Search code examples
pythondictionarycountnested-lists

Count number of occurrences of dictionary values as nested list based on a query


I built this inverted index:

{
    'experiment': {'d1': [1, [0]], ..., 'd30': [2, [12, 40]], ..., 'd123': [3, [11, 45, 67]], ...}, 

    'studi': {'d1': [1, [1]], 'd2': [2, [0, 36]], ..., 'd207': [3, [19, 44, 59]], ...}

}

For example, the term experiment appears in document 1 one time at index zero, in document 30 two times at indices 12 and 40, etc. I am wondering how I could count the number of occurrences of each term in the dictionary based on a dictionary of queries that looks like this:

{
    'q1'  : ['similar', 'law', ..., 'speed', 'aircraft'],
    'q2'  : ['structur', 'aeroelast', ..., 'speed', 'aircraft'], 
    ...
    'q225': ['design', 'factor', ..., 'number', '5']
}

The desired output would look something like this:

{
    'q1'  : ['d51', 'd874', ..., 'd717'], 
    'q2'  : ['d51', 'd1147', ..., 'd14'],
    ...,
    'q225': ['d1313', 'd996', ..., 'd193']
}

With keys representing the query and values representing the documents that the query appeared in, and the list would be sorted in descending order of total term frequencies


Solution

  • Map queries to document vectors

    A document vector is a dict with items (document, word_count). These vectors can be added together by summing the word count for matching document keys with a default word_count of 0.

    CONVERT INDEX TO DOC VECTORS

    full_index = {
        'experiment': {'d1': [1, [0]],  'd30': [2, [12, 40]],  'd123': [3, [11, 45, 67]] } ,
        'study': {'d1': [1, [1]], 'd2': [2, [0, 36]],  'd207': [3, [19, 44, 59]]}
    }
    
    def count_only(docs):
        return {d: occurences[0] for d, occurences in docs.items()}
    
    doc_vector_index = {w: count_only(docs) for w, docs in full_index.items()}
    

    MAP LIST OF QUERY WORDS TO LIST OF DOC VECTORS

    for q, words in queries.items():
        vectors = [doc_vector_index[word] for word in words if word in doc_vector_index.keys()]
    

    SUM DOC VECTORS AND SORT

    def doc_vector_add(ldoc, rdoc):
        res = ldoc.copy()
        for doc, count in rdoc.items():
            res[doc] = ldoc.get(doc,0) + count
        return res
    
    for q, words in queries.items():
        vectors = [doc_vector_index[word] for word in words if word in doc_vector_index.keys()]
        total_vector = dict(sorted(functools.reduce(doc_vector_add, vectors, {}).items(), 
            key=lambda item: item[1], 
            reverse=True))
        output[q] = list(total_vector.keys())
    

    The summation of doc vectors is handled using reduce functools.reduce(doc_vector_add, vectors, {}).
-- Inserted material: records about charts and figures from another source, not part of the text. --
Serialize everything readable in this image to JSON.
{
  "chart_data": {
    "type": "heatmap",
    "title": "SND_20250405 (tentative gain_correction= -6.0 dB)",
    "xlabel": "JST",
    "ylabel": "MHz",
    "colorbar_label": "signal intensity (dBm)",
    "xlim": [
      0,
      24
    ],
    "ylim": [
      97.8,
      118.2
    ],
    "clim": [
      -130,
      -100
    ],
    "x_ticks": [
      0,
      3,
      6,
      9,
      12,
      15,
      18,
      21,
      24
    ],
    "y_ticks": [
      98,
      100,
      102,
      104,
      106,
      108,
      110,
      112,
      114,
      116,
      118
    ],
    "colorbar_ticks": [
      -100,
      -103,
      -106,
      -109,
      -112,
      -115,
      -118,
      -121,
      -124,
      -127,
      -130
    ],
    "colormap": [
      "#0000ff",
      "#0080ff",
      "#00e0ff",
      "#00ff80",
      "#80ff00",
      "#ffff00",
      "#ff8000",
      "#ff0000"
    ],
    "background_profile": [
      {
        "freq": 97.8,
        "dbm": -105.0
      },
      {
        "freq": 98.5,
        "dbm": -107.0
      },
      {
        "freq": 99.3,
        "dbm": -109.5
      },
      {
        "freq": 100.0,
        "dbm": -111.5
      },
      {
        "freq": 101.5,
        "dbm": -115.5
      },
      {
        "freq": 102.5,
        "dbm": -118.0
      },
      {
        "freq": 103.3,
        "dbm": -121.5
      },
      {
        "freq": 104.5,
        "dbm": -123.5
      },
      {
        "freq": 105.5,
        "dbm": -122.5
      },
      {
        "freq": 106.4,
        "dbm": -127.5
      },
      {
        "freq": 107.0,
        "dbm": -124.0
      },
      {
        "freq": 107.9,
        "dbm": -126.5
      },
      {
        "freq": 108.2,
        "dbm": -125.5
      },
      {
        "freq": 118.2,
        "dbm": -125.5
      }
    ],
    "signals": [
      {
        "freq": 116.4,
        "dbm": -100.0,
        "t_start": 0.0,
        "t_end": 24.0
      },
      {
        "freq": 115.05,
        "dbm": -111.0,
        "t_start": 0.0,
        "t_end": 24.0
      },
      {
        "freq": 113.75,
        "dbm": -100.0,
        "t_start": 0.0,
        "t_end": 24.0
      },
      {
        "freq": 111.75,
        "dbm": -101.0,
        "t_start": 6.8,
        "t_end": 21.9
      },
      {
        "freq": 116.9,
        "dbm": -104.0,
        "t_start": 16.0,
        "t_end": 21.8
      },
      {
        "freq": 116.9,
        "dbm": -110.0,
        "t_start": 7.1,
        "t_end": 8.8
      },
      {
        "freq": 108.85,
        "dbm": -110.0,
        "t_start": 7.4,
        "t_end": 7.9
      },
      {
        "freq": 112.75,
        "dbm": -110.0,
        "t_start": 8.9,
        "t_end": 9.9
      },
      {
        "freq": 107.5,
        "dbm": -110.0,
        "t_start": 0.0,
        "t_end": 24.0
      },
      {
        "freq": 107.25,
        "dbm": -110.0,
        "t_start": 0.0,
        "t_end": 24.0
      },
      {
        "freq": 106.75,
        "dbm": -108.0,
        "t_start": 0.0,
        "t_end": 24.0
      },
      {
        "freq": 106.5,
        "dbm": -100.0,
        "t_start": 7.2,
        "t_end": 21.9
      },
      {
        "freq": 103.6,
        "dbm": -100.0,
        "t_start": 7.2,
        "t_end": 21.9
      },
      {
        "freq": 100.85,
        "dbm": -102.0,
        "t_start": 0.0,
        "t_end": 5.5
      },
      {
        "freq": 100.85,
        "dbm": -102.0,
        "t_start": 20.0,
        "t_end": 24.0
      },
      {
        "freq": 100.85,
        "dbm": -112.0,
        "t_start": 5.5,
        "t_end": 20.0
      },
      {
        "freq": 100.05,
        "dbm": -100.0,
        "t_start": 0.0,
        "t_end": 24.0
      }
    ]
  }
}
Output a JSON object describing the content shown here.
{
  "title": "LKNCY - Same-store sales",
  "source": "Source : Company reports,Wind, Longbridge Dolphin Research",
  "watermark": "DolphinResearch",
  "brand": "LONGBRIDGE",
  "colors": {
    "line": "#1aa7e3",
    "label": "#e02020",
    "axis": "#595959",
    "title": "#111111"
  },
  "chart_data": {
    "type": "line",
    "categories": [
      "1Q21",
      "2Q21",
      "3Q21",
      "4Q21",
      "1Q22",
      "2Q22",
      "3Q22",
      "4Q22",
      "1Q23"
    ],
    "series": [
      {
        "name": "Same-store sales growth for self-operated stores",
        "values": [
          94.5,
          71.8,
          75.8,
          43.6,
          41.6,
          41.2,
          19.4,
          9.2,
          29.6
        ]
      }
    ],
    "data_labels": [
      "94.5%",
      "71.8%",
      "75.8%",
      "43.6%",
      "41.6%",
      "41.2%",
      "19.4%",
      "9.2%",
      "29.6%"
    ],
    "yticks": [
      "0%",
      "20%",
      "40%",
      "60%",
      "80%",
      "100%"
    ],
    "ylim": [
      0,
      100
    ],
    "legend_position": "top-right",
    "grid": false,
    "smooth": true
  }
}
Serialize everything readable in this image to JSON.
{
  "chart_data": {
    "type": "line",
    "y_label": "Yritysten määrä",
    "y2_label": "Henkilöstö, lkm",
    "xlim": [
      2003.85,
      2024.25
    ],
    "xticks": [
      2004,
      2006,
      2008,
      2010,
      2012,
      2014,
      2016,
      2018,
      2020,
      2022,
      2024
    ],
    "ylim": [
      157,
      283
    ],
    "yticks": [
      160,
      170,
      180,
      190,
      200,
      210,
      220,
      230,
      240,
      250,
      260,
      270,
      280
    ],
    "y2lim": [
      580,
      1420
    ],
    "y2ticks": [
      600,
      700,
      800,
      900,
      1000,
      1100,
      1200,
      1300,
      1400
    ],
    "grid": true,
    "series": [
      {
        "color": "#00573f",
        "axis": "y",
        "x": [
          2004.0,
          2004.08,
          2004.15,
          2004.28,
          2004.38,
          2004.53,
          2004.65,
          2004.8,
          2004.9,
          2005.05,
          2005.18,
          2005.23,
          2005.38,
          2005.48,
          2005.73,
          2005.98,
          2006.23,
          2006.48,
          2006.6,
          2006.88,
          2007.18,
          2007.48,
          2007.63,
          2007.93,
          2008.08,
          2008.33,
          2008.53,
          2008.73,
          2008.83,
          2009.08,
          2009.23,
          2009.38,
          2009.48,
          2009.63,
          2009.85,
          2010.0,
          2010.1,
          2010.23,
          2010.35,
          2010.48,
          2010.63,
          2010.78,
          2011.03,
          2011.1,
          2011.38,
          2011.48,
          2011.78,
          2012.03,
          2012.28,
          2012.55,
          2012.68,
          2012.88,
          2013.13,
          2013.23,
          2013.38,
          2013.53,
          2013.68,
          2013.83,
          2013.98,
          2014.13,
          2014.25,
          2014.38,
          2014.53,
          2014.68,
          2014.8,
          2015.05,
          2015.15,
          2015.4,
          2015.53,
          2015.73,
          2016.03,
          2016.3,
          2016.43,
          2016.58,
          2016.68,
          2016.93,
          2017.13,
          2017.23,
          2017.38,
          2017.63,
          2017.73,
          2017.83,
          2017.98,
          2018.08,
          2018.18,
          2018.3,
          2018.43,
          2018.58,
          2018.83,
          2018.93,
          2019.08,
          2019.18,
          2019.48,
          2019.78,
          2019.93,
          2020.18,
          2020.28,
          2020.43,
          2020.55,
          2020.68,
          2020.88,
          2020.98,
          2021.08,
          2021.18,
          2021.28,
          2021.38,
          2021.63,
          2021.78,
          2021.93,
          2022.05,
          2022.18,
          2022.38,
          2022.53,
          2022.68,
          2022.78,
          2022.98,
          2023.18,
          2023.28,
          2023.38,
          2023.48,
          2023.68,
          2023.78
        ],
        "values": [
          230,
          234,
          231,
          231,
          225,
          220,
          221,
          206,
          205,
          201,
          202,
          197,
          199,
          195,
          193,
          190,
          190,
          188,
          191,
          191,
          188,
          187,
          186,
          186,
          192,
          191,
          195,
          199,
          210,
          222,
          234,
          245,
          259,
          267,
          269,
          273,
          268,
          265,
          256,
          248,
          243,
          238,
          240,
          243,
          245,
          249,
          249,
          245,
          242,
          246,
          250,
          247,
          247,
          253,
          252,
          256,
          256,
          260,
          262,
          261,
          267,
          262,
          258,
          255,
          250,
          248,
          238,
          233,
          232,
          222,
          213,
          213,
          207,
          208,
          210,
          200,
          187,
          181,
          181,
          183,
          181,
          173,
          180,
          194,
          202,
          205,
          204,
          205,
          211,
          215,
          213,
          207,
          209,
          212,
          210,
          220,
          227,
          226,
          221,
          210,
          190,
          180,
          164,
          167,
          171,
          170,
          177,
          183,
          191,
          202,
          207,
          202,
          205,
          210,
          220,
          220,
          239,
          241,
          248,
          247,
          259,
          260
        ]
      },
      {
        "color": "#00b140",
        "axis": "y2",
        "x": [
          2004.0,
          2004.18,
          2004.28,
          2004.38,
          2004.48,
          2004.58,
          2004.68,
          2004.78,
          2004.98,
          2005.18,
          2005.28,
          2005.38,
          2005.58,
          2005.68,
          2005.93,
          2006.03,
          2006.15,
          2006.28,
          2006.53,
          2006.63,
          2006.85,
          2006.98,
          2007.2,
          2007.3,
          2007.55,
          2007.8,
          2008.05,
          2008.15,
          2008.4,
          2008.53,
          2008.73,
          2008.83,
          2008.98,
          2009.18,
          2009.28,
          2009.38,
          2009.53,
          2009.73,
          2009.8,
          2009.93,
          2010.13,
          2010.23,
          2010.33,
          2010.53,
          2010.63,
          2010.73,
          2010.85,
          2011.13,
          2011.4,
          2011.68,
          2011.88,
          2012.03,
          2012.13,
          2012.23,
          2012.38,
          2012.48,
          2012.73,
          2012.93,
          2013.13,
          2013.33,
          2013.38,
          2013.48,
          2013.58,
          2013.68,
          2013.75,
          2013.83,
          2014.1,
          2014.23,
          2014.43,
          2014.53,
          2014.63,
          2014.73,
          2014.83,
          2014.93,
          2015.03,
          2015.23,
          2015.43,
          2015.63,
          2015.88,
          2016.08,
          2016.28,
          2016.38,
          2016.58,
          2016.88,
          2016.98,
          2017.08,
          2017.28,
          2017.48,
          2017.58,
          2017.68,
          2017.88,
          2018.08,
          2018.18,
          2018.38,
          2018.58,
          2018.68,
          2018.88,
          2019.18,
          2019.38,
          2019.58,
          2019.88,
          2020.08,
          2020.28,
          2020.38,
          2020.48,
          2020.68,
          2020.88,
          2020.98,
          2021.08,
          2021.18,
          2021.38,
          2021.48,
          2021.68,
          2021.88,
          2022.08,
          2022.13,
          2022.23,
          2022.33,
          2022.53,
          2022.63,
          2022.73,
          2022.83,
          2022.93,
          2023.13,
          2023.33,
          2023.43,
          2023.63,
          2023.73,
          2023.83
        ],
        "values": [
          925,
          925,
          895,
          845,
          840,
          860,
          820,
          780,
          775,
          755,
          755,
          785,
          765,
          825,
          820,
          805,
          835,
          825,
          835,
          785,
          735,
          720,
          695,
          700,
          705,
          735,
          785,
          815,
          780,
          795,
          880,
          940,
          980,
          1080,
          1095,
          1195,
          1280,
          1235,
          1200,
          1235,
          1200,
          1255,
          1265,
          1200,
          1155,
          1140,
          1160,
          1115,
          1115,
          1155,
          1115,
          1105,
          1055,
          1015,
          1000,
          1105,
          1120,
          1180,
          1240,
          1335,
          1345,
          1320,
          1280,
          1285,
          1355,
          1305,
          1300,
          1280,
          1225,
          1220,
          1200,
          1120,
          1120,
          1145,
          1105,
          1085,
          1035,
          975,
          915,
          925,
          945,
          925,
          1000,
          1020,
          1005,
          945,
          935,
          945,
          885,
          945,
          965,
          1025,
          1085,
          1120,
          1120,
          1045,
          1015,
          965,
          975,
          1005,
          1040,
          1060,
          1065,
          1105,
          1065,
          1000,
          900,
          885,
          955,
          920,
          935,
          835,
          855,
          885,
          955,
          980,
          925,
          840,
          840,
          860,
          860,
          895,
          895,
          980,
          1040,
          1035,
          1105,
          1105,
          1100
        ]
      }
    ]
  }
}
This produces the doc vector that is the sum of the individual vectors for each word in the query. sorted is used to sort the keys of the vector.

    LIMIT TO TOP N DOCUMENTS

    max_doc_limit = 10
    output[q] = list(total_vector.keys())[:max_doc_limit]
    

    Limiting the documents can be handled by slicing before assigning to the output.

    ORDER BY COUNT DESC, DOC_ID ASC

    sorted(...,key=lambda item: (item[1], -1*int(item[0][1:]),...)
    

    We can change the sorting order of the output by changing the key function passed to sorted. We use a trick of multiplying the second element in the tuple by -1 to reverse the order from descending to ascending.